By John A Dobelman and Edward E Williams
Summary via publisher (World Scientific)
This book is about an intellectual fraud, one that has become part of legal doctrine that has greatly influenced decisions all the way up to the United States Supreme Court. The “efficient market hypothesis” (EMH), born from the Random Walk theory, started out as an honest attempt to improve insights into how financial markets work, but eventually became almost a religion that every financial economist had to buy into, or risk professional crucifixion. The EMH began over a half century ago. It posits that share prices reflect all available market information, and that it is impossible to consistently outperform the market. This theory dominated research in the academic financial community from the outset, and has continued to do so for decades. Meanwhile, the evidence for above-average profit-making opportunities in the markets has been unfairly suppressed.
● The Little Book of Investing Like the Pros: Five Steps for Picking Stocks
By Joshua Pearl, Joshua Rosenbaum
Summary via publisher (Wiley)
As you have probably noticed, there are quite a few investing books out there.
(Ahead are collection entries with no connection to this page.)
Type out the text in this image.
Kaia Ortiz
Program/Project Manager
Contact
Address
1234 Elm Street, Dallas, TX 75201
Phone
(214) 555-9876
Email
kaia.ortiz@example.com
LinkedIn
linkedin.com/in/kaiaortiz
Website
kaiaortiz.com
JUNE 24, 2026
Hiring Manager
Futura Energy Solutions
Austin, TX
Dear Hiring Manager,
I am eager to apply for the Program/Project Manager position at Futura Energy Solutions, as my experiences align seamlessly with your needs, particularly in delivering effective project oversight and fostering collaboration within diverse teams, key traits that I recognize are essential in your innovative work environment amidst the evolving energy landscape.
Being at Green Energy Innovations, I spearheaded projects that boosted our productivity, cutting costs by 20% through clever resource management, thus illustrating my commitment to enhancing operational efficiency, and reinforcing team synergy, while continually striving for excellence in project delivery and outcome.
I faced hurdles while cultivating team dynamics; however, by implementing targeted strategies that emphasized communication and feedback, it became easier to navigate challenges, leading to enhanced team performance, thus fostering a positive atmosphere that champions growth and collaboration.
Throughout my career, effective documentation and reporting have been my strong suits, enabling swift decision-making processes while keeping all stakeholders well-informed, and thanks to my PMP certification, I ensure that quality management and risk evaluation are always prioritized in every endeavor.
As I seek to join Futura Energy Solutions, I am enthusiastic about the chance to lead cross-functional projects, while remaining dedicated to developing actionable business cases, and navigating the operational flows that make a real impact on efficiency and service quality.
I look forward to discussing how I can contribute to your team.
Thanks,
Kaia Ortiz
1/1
Many of them were written by some of the world’s greatest investors. So, why should you read our book? Stock investing is more prevalent than ever, whether directly or indirectly through brokerage accounts, exchange-traded funds, mutual funds, or retirement plans. Despite this, the vast majority of individual investors have no training on how to pick stocks. And, until now, there hasn’t been a truly accessible, easy-to-understand resource available to help them. The Little Book of Investing Like the Pros was written to fill this void.